2. The method of claim 1, wherein the feature extraction-related coding layers in the neural network model of the paragraph segmentation model and the feature extraction-related coding layers of the paragraph segmentation model of the adaptation field are shared for learning to extract lexical, syntactic, grammatical features.

3. The method of claim 1, wherein the neural network model comprises a BERT model.

4. A method according to any of claims 1-3, wherein the data volume of the domain segment data is smaller than the data volume of the generic segment data.

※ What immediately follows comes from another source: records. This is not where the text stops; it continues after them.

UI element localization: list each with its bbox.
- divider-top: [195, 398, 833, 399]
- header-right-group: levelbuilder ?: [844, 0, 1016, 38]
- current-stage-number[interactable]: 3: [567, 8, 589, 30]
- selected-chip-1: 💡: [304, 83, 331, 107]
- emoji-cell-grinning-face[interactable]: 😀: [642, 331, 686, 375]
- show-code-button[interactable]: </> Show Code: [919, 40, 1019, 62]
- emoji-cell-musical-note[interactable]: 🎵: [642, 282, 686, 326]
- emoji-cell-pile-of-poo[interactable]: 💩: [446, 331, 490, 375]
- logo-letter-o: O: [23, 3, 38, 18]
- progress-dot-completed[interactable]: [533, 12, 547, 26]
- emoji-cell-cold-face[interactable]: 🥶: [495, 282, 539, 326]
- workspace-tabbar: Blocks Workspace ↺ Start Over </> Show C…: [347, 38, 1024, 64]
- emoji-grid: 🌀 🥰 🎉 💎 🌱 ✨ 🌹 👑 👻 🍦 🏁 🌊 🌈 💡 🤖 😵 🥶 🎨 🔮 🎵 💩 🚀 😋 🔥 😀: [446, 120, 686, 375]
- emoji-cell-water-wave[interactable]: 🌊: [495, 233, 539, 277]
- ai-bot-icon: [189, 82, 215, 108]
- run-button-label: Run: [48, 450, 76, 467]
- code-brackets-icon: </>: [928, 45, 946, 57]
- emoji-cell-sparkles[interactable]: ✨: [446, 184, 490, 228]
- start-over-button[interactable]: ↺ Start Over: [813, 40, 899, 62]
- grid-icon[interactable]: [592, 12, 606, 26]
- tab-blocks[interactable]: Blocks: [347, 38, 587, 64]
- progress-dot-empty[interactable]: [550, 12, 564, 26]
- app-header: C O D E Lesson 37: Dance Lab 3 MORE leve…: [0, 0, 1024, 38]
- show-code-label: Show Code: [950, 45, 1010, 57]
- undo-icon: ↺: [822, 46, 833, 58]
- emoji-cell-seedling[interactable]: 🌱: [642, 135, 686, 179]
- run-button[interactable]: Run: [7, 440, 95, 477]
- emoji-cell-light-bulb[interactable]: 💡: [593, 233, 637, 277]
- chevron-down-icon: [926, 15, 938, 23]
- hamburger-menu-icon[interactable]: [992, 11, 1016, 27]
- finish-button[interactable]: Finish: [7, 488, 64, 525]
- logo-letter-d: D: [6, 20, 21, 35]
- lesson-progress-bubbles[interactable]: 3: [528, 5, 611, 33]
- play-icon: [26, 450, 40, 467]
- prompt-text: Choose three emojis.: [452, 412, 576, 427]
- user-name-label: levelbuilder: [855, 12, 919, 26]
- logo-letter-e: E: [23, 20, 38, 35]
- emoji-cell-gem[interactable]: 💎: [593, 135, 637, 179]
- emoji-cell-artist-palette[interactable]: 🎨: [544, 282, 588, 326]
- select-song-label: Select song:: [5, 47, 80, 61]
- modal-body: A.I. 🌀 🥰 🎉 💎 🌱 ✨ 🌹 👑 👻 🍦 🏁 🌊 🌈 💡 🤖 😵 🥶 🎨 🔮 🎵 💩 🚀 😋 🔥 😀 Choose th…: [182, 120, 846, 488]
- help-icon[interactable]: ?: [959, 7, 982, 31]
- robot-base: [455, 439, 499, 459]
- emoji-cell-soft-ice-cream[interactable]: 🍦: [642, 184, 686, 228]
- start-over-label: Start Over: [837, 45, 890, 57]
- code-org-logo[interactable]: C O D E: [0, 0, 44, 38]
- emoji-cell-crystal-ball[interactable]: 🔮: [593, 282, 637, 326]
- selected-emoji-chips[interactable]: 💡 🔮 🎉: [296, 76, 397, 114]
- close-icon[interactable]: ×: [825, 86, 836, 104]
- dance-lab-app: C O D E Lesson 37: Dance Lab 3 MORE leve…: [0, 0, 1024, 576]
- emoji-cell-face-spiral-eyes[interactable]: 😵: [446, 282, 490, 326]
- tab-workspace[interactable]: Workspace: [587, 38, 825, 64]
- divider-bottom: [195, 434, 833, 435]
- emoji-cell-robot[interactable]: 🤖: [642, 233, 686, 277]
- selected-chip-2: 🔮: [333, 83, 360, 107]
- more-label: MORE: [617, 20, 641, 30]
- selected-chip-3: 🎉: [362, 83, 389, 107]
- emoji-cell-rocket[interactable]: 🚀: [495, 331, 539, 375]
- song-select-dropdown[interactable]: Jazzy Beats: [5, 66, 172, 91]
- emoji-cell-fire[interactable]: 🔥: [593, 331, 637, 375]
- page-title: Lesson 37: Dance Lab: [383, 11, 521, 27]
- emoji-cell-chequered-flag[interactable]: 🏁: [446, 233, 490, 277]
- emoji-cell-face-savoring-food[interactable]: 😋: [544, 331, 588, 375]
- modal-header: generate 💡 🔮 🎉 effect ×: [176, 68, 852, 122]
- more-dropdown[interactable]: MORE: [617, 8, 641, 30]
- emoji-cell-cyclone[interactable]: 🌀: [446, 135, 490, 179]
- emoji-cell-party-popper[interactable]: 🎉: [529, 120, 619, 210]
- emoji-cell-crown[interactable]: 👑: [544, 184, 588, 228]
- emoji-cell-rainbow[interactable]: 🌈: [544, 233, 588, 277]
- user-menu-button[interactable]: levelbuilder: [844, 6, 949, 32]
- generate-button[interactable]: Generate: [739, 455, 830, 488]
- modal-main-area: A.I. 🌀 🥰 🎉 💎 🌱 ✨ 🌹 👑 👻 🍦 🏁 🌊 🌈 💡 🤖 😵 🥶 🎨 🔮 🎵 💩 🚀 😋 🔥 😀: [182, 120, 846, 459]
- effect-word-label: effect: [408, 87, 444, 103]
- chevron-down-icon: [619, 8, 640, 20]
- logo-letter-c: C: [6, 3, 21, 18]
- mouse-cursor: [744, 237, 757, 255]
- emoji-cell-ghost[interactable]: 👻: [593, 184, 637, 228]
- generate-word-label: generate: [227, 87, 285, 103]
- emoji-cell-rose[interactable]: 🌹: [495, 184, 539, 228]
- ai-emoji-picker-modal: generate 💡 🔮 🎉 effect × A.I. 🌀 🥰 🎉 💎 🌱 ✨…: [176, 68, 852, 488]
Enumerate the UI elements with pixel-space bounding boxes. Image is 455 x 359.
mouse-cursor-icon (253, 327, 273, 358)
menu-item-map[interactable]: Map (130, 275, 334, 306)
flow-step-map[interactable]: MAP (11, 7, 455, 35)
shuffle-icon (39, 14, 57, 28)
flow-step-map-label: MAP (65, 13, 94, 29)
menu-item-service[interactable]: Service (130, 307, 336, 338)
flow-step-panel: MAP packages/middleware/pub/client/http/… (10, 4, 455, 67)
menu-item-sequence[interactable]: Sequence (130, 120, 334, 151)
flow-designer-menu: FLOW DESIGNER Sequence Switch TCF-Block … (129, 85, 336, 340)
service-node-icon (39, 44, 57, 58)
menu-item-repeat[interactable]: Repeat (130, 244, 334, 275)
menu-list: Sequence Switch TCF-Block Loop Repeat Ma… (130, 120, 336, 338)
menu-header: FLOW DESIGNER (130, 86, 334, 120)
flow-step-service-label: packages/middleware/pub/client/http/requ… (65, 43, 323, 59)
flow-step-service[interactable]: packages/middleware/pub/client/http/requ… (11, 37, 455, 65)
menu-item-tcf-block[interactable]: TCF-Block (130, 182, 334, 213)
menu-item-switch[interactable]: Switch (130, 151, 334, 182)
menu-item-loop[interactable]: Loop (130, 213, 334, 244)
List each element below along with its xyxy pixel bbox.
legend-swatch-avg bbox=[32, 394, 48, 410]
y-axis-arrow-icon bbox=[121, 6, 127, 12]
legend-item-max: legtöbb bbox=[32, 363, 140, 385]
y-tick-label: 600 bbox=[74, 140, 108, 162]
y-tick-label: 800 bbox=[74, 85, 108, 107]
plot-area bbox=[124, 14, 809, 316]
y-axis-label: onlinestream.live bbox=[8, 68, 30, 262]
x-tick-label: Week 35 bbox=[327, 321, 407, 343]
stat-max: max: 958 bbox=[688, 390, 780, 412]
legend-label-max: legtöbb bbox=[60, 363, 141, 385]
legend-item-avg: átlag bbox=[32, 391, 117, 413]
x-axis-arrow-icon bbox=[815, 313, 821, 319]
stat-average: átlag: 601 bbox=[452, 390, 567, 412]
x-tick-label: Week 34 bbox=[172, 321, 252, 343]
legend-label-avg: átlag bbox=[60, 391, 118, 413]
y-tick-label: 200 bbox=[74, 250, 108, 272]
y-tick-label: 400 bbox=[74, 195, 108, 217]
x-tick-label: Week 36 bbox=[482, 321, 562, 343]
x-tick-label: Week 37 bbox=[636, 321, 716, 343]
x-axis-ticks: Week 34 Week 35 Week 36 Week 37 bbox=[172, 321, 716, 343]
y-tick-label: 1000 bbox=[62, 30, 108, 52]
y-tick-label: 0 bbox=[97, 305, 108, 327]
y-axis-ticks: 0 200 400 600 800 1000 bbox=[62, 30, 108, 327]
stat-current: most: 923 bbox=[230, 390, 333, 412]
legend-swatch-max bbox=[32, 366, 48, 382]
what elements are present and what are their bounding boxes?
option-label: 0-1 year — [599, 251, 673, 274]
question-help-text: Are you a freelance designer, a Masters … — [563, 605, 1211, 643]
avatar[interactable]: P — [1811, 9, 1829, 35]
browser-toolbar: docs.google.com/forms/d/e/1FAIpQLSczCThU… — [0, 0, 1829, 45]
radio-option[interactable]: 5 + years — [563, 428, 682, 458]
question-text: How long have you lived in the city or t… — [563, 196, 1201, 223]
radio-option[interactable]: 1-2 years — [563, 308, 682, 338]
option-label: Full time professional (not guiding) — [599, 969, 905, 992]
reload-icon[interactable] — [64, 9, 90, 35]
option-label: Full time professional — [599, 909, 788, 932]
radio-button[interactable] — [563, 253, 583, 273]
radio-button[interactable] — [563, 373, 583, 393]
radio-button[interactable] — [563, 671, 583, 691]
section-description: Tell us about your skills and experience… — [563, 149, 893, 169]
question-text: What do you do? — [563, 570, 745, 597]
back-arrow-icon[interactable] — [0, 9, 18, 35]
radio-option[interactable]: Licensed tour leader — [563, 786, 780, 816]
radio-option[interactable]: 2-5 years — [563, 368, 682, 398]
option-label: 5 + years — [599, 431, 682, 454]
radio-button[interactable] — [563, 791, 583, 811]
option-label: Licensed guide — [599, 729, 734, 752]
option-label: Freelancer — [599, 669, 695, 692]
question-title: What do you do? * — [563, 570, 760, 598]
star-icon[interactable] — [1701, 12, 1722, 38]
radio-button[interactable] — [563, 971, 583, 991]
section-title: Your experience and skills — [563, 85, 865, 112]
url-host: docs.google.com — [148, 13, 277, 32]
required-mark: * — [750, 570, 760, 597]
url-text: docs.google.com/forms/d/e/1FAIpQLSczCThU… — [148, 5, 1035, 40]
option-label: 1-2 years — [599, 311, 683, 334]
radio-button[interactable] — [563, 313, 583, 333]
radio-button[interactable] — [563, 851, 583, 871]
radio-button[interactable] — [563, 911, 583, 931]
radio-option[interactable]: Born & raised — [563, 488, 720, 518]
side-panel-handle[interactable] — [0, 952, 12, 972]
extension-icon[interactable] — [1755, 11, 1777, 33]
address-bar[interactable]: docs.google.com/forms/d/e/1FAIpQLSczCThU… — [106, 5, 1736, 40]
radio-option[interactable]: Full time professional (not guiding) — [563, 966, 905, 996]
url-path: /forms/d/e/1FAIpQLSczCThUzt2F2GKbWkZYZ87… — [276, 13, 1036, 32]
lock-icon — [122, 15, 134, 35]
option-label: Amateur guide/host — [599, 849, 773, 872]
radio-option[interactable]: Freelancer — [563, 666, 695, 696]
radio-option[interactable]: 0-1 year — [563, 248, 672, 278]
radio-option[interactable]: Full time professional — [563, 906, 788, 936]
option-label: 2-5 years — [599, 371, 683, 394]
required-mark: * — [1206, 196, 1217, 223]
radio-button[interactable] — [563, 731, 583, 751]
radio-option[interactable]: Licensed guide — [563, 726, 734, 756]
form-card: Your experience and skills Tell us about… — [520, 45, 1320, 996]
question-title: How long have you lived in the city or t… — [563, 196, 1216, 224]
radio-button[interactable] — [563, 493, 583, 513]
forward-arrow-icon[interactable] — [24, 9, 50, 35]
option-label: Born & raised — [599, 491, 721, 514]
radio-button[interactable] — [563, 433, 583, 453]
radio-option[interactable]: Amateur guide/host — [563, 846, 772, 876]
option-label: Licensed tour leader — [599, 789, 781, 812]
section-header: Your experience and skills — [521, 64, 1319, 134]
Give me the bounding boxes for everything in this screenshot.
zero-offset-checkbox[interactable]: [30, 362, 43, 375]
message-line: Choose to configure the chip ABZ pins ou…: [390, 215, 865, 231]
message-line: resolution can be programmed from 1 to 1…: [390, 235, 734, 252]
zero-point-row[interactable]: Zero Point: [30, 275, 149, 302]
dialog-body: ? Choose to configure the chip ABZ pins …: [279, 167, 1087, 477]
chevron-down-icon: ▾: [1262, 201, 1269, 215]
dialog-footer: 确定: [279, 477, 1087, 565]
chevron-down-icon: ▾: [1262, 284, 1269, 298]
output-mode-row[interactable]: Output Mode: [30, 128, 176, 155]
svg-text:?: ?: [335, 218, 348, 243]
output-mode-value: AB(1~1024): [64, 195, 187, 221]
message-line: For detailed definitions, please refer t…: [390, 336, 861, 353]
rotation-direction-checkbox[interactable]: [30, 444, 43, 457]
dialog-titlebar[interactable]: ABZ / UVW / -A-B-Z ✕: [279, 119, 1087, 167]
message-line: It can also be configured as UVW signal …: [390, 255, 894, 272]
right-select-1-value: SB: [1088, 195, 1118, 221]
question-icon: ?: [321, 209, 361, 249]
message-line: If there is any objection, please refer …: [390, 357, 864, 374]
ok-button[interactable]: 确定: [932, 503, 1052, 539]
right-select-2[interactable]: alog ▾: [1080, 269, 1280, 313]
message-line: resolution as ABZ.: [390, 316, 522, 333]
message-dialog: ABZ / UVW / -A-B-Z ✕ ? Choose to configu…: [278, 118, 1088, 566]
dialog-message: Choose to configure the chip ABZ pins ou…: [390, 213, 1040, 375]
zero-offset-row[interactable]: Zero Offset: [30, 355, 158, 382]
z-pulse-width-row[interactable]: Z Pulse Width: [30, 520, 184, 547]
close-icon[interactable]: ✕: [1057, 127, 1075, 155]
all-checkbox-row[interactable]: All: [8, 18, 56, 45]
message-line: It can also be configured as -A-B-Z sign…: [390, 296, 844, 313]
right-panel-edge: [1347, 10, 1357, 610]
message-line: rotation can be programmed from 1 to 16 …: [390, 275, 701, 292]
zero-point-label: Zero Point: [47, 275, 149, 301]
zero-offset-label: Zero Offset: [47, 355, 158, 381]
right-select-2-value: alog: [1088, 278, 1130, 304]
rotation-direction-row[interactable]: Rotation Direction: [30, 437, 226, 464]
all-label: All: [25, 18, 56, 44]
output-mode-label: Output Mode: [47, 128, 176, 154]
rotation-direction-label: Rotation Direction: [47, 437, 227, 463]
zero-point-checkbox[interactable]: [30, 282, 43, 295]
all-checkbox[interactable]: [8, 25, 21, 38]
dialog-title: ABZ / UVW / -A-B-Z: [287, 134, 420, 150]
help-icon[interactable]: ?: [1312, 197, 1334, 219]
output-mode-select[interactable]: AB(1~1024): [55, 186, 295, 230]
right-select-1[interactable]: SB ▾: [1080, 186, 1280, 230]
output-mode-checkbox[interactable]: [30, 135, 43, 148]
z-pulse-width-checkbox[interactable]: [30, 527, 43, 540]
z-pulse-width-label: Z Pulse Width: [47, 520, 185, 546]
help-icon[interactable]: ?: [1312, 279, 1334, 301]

5. A training system for a paragraph segmentation model, comprising:

The segmentation model training program module is used for performing punctuation removal processing on the original field data, inputting the original field data into an upper cursor point model to obtain segmented field punctuation data, receiving segmented manual marking data marked on the original field data by manpower, determining a sentence ending symbol set based on the punctuation type in the segmented manual marking data, segmenting the original field data to obtain segmented manual field punctuation data, generating field segmentation data with punctuation information and segmentation information based on the field punctuation data and the manual field punctuation data, and training a coding layer related to feature extraction in the pre-trained paragraph segmentation model based on the field segmentation data to obtain a paragraph segmentation model of an adaptation field.

6. The system of claim 5, wherein the feature extraction-related coding layers in the neural network model of the paragraph segmentation model and the feature extraction-related coding layers of the paragraph segmentation model of the adaptation field are shared for learning to extract lexical, syntactic, grammatical features.

7. An electronic device, comprising: at least one processor, and a memory communicatively coupled to the at least one processor, wherein the memory stores instructions executable by the at least one processor to enable the at least one processor to perform the steps of the method of any one of claims 1-4.

8. A storage medium having stored thereon a computer program, which when executed by a processor performs the steps of the method according to any of claims 1-4.